İstanbul 197 ülkeden devlet veya hükümet başkanlarının, bakanlarının, sivil toplum temsilcilerinin, akademisyenlerin ve işadamlarının dahil olduğu binlerce kişiye ev sahipliği yapıyor. Dün açılan En Az Gelişmiş Ülkeler Konferansı, Birleşmiş Milletler çerçevesinde yapılan en kalabalık ve en önemli toplantılardan biri...

“En Az Gelişmiş Ülkeler” derken, aslında dünyanın en fakir, en sefil ve en geri ülkeleri kastediliyor. Yani, insanların günde bir doların altında bir gelire sahip olduğu ülkeler... Bunların sayısı 48’i buluyor. (32’si Kara Afrika’da, 14’ü Asya’da)

Halen dünyada bu durumda olan bir milyara yakın insan var. Bu kategoriye giren ülkelerde açlık, salgın hastalık, yüksek oranda çocuk ölümleri kol geziyor.
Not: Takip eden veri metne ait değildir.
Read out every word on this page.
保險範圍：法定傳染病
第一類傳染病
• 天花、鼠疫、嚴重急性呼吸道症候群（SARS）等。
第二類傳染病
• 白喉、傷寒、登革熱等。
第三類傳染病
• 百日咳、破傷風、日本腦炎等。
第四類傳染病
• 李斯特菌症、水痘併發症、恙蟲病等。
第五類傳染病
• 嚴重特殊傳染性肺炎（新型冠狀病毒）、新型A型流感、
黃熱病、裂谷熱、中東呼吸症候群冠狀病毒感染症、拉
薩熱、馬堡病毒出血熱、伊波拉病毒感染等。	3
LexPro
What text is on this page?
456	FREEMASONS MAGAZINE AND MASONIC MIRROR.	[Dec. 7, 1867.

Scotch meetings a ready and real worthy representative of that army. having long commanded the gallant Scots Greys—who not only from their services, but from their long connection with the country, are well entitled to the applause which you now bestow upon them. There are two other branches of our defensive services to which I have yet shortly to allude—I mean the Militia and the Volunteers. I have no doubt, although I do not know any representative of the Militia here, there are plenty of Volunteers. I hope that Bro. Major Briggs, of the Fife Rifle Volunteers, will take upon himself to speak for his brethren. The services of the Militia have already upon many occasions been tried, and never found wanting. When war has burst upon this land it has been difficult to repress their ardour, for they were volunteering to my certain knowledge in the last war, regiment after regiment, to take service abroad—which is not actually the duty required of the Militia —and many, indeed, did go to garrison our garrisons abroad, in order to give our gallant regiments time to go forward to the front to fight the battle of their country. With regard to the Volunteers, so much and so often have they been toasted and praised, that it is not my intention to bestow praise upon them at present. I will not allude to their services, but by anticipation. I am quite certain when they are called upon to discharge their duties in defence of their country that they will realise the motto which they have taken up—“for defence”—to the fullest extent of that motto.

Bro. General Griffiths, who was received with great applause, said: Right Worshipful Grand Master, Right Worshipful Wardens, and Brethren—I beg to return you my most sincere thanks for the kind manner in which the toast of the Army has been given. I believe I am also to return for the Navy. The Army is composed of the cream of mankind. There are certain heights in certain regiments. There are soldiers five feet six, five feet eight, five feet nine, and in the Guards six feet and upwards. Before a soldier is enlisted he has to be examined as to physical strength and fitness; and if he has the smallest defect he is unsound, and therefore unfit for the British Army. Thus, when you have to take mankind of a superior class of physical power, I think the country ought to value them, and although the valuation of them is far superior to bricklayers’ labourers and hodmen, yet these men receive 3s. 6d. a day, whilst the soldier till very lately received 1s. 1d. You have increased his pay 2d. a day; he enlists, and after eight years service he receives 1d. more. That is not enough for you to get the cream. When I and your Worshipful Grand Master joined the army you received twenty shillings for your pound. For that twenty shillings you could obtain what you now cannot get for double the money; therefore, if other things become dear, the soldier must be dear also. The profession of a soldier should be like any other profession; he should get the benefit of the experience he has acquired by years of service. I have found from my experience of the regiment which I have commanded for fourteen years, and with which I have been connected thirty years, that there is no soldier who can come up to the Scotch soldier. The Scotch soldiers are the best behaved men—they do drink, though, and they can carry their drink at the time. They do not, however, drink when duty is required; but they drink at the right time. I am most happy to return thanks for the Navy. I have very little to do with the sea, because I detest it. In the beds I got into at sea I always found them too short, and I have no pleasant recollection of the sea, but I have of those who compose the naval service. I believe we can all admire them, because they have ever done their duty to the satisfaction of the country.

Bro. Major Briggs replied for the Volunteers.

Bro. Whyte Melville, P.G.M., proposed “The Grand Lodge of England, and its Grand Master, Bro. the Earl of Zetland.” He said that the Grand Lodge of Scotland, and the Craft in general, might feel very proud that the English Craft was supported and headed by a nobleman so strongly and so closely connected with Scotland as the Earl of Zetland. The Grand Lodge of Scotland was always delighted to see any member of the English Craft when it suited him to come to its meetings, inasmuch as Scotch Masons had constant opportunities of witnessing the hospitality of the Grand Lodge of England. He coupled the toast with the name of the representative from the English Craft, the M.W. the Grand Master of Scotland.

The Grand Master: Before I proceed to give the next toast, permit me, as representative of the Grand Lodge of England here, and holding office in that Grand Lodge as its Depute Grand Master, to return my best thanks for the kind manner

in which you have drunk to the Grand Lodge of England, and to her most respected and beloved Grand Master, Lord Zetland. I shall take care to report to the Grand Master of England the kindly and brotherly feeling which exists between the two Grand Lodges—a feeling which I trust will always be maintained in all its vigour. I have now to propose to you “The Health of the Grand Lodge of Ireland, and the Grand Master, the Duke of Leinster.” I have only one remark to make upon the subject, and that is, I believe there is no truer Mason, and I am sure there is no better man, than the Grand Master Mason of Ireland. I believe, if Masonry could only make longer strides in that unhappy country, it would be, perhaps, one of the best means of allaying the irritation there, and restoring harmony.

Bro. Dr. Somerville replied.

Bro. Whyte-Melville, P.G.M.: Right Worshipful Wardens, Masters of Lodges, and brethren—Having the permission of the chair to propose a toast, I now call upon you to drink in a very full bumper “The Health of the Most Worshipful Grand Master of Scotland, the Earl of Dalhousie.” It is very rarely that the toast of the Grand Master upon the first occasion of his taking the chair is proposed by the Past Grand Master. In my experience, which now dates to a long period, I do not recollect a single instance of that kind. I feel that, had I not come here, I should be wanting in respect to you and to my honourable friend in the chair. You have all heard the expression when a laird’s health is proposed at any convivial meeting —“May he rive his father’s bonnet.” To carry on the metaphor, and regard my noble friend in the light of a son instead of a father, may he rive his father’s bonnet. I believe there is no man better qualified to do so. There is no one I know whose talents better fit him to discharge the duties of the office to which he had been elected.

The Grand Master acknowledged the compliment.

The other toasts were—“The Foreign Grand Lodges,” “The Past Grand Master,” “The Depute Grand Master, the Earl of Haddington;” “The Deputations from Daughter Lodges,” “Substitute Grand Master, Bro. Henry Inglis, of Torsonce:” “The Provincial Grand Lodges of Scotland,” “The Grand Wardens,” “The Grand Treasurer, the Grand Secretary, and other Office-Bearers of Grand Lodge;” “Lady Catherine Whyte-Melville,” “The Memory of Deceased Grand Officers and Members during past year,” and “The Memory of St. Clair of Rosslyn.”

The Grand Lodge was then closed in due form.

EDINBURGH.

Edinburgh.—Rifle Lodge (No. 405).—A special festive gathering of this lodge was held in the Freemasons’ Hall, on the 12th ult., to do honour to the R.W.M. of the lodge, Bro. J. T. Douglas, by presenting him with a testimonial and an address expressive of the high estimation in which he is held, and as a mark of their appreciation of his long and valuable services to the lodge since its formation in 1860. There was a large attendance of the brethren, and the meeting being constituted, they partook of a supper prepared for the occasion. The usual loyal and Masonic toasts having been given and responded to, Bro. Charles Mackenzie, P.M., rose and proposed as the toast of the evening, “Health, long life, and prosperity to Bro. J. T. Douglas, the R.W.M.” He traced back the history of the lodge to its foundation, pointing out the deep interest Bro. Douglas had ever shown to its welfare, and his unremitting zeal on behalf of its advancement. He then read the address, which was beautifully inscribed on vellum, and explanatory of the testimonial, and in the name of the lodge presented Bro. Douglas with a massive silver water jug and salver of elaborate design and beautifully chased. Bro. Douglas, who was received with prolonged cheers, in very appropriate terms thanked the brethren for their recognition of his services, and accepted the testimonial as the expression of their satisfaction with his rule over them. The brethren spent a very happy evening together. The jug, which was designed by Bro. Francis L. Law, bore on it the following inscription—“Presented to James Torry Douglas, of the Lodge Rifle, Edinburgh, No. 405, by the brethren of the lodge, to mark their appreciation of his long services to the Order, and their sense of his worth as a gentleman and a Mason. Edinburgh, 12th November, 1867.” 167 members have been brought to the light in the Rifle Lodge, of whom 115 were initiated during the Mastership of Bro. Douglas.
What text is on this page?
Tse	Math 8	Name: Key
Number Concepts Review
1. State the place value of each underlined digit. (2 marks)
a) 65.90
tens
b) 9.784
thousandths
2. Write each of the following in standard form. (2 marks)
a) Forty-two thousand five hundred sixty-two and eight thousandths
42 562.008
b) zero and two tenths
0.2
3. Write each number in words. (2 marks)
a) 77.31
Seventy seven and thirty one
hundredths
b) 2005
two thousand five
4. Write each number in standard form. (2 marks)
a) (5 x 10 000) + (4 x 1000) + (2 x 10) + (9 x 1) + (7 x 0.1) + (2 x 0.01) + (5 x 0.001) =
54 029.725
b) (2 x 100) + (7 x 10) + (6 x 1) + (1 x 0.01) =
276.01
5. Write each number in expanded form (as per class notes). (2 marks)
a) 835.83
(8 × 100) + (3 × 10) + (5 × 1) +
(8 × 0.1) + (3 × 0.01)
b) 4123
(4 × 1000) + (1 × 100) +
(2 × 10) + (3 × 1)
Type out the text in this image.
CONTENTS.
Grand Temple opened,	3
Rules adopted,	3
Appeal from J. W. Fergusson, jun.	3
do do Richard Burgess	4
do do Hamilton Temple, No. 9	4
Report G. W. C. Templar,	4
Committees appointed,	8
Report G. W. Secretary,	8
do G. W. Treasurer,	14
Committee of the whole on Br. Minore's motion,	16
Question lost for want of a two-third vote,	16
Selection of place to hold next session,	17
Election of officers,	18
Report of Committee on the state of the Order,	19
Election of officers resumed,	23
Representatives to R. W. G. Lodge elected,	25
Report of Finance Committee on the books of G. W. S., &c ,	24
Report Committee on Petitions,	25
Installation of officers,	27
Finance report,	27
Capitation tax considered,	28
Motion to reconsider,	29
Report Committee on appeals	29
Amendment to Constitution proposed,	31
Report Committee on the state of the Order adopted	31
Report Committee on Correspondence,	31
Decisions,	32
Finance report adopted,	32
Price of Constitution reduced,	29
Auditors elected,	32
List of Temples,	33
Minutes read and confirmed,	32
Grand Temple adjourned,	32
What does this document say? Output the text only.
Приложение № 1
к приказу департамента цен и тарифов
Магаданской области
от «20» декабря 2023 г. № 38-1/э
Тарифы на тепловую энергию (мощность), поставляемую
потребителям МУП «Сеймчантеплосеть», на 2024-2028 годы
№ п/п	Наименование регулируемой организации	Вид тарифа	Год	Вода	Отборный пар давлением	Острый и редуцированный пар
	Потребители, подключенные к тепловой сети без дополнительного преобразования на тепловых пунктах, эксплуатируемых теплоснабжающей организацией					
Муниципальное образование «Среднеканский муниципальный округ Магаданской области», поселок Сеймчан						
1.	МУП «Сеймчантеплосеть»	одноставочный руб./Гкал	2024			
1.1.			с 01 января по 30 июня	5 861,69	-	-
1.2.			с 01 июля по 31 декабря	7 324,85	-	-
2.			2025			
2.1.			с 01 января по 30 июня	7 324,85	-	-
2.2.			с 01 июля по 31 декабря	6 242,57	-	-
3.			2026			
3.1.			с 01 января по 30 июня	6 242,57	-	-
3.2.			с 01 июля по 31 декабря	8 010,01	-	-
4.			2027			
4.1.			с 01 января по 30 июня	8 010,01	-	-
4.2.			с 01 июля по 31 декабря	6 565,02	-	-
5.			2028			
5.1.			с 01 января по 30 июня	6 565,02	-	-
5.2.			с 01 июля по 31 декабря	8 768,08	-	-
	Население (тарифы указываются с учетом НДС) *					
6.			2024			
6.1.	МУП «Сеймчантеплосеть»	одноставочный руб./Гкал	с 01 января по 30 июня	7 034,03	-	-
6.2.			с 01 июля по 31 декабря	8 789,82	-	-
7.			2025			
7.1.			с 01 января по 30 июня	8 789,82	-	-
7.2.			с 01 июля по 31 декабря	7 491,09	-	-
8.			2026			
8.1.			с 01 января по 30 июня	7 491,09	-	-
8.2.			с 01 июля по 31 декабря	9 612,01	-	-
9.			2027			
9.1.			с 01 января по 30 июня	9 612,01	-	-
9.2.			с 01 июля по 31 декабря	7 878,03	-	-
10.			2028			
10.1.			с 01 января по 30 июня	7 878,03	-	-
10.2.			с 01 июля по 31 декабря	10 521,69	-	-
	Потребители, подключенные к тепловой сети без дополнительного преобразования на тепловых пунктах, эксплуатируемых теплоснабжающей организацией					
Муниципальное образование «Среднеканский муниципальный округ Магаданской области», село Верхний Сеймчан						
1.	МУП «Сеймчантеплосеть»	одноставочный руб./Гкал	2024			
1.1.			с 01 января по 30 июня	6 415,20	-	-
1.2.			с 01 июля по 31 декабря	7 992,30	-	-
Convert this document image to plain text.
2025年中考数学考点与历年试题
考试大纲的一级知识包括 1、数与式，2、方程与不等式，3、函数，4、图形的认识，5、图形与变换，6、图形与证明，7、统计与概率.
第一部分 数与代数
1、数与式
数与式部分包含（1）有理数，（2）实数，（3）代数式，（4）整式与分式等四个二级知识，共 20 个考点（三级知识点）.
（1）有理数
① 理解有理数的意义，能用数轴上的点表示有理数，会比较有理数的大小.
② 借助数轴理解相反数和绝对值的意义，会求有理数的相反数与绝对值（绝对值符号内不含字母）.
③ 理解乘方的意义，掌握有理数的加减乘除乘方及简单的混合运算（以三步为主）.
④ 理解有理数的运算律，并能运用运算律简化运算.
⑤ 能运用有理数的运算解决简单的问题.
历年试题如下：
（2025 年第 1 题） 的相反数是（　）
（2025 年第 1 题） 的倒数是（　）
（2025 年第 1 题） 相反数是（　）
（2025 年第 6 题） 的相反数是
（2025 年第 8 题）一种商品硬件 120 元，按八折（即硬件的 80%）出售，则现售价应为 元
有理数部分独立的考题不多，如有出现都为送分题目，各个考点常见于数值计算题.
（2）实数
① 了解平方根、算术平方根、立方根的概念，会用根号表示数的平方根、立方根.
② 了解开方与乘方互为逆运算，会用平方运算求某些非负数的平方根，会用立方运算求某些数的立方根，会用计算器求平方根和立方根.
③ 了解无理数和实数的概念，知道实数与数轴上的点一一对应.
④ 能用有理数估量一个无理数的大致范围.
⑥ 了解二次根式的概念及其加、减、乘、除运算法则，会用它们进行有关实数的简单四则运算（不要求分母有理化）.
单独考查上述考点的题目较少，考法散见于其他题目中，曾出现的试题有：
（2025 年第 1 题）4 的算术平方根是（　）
İnsanlığın büyük ayıbı olan bu duruma bir çare bulmak için BM 1971’de ilk En Az Gelişmiş Ülkeler Konferansı’nı düzenlemiş ve bunun her 10 yılda bir tekrarlanmasına karar vermişti. O tarihte bu kategorideki ülkelerin sayısı 25 idi. 40 yılda bu sayının azalacağı yerde neredeyse iki katına çıkması, sorunun ne kadar vahimleştiğini, zenginlerle fakirler arasındaki uçurumun ne kadar derinleştiğini ortaya koyuyor.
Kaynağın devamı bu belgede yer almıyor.